With more than 200 species, Australia has one of the most diverse range of frogs in the world.

Where do they live?

Side view of a green tree frog (Litoria caerulea) on a branchFrogs live in the most varied of our country environments, from rainforests and mountains to deserts. However, they are sensitive to change in their environment.

Most common frogs live in or around fresh water. Many need water to breed, although a small puddle can be enough. Their thin, permeable skin is not waterproof, which means they can lose a lot of body moisture on warm days. For this reason, frogs are most active at night, when they will hop about in search of food or a mate. During the day, they find a hiding spot and wait until the heat and light of the sun have passed.

Frogs and the environment

The thin, porous skin of frogs and tadpoles makes them sensitive creatures. Through this skin, they absorb chemicals from the air and water. For this reason, frogs are good indicators of environmental damage.

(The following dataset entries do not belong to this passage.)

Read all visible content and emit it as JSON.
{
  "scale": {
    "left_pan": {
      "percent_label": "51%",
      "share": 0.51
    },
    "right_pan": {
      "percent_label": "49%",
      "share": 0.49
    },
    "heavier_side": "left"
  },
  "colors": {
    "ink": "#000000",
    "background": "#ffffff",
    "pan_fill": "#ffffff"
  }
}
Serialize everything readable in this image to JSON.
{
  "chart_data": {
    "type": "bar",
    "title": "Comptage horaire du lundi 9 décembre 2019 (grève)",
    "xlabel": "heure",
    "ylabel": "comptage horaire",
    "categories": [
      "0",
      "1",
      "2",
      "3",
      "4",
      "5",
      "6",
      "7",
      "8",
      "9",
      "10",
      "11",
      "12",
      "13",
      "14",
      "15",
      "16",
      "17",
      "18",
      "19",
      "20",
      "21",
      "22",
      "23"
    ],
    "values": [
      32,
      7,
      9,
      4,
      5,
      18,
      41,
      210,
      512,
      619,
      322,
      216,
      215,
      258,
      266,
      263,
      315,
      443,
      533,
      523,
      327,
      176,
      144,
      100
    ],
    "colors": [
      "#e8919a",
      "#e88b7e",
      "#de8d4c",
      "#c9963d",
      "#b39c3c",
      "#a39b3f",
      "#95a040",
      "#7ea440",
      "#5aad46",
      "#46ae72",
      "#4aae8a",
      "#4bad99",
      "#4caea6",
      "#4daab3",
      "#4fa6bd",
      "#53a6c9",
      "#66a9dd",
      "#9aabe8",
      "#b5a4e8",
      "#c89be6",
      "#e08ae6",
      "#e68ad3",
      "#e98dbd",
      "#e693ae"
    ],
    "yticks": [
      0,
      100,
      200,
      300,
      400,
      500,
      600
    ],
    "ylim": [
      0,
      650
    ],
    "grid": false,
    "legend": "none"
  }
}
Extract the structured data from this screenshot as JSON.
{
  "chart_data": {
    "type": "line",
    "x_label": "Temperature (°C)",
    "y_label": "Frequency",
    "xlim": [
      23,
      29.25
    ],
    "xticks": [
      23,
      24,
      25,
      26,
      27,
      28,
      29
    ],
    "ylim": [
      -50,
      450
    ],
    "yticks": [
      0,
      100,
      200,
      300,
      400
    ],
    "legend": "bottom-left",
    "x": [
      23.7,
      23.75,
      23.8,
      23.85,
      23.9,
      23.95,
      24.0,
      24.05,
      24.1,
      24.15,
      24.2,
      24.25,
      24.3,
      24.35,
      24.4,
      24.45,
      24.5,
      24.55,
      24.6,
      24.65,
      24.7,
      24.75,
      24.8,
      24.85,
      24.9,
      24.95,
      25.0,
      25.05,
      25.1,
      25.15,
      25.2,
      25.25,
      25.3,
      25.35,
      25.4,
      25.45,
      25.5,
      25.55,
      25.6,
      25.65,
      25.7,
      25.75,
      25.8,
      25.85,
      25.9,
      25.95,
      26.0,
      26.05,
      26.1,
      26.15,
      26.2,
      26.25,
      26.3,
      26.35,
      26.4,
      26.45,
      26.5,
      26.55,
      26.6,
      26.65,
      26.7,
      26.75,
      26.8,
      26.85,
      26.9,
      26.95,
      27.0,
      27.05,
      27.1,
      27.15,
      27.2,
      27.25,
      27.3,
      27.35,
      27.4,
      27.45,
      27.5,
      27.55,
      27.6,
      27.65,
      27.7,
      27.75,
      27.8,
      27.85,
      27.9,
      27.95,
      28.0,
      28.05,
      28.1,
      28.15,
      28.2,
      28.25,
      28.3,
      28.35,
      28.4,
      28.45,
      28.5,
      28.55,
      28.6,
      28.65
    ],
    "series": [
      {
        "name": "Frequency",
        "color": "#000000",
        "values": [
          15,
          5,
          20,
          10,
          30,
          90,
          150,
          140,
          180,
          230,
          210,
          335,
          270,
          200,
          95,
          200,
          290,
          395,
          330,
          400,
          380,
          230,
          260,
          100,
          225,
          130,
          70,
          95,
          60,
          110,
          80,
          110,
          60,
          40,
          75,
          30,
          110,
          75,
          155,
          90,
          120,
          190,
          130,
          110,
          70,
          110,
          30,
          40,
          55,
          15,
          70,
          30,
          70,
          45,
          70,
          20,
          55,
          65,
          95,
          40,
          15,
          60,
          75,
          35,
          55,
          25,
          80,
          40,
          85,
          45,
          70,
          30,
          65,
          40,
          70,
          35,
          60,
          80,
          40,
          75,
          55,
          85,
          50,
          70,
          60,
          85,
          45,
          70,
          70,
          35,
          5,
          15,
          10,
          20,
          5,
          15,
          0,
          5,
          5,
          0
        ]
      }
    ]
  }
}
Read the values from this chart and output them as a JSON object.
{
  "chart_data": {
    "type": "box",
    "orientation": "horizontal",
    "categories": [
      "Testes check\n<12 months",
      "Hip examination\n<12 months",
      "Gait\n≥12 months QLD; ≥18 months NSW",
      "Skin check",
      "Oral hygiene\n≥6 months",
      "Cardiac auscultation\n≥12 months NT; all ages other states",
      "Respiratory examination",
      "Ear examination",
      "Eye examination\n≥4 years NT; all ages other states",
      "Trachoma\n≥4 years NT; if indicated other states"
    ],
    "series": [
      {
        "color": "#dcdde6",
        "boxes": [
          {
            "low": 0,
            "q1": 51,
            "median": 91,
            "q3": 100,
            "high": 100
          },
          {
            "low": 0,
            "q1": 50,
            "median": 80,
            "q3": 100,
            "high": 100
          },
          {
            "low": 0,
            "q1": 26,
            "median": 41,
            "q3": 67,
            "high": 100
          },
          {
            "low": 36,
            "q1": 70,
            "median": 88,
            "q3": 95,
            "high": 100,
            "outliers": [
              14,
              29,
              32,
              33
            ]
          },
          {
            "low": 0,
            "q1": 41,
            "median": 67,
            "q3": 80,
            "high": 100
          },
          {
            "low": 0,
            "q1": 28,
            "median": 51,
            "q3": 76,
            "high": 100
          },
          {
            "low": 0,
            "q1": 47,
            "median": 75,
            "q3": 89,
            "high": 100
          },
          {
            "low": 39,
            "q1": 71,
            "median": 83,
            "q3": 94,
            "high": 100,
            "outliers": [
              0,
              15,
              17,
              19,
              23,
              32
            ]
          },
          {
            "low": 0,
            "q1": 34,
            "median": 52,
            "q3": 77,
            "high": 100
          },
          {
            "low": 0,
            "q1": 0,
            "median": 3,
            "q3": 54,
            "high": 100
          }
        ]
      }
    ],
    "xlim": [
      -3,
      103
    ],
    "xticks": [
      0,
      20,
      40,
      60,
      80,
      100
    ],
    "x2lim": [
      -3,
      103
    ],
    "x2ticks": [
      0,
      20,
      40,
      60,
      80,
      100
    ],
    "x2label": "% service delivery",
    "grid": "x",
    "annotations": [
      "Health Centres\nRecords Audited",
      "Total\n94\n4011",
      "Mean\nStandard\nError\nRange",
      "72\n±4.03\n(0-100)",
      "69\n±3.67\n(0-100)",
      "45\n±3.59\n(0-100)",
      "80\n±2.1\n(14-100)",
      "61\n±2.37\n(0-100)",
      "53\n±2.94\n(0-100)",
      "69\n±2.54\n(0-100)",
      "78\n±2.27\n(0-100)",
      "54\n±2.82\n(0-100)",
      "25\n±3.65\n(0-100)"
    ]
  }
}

If you hear many frogs in an area, it means that the local environment is likely to be unspoiled. However, in areas where water or air pollution have occurred, the local frog community will be affected and there are likely to be very few frogs. On some mining and industrial sites, surveys of frogs in the local area have been used to detect accidental pollution of waterways.

What do they sound like?

Most people only realise that frogs are about when they hear them calling near a pond or stream. Each species makes its own particular sound, but the male frog does all the calling, to attract the females.

Listen to the calls of 32 frogs

For more information about these frogs read Frogs of south-west NSW.

Breeding and life cycle

If the female frog is also ready to breed, she will approach the male frog. He will climb onto her back (this embrace is called amplexus) and she will carry him to the egg-laying site. As she releases her eggs, the male frog releases sperm over the eggs. Fertilisation occurs outside of the female's body, usually in pond water.

The fertilised eggs develop and hatch to produce tiny tadpoles, which grow and develop into frogs over a period of months. This change from tadpole to frog is called metamorphosis. The process involves not only the loss of the tail and the growth of legs and arms, but also the replacement of the tadpole's internal gills with lungs. Its digestive system also changes, to cope with a diet of insects rather than algae and decaying animal matter. The aquatic tadpole metamorphoses into a land-dwelling frog.

Create your own frog habitat

In the garden

  • Build a pond and plant some reeds or tussock-forming sedges around the margin (there are useful pond-building tips at Frog and Tadpole Study Group (FATS)
  • Keep fertilisers, herbicides and pesticides away from your pond or other areas where frogs may live.
  • Disinfect and dispose of waste water from frog or tadpole tanks into the sewer system — never into stormwater drains.

On the farm

  • Retain areas of native vegetation with an undisturbed understorey. Fallen timber, rocks and leaf litter, may be important shelter sites.
  • Keep cattle away from sections of stream banks and wherever possible retain stream-bank vegetation.
  • Preserve wetlands and other natural waterways on your property
  • Maintain wildlife corridors that connect areas of drought refuge.
  • Fence off a portion of your dam for frogs
  • Provide frogs with shelter - leave fallen logs, and plant tussock grasses and other non-invasive native plants.

The FATS Group has published useful factsheets to help you create and restore frog habitat - you can order them from the FATS website.

Protection of native animals

All native birds, reptiles, amphibians and mammals, but not including dingoes, are protected in NSW by the Biodiversity Conservation Act 2016.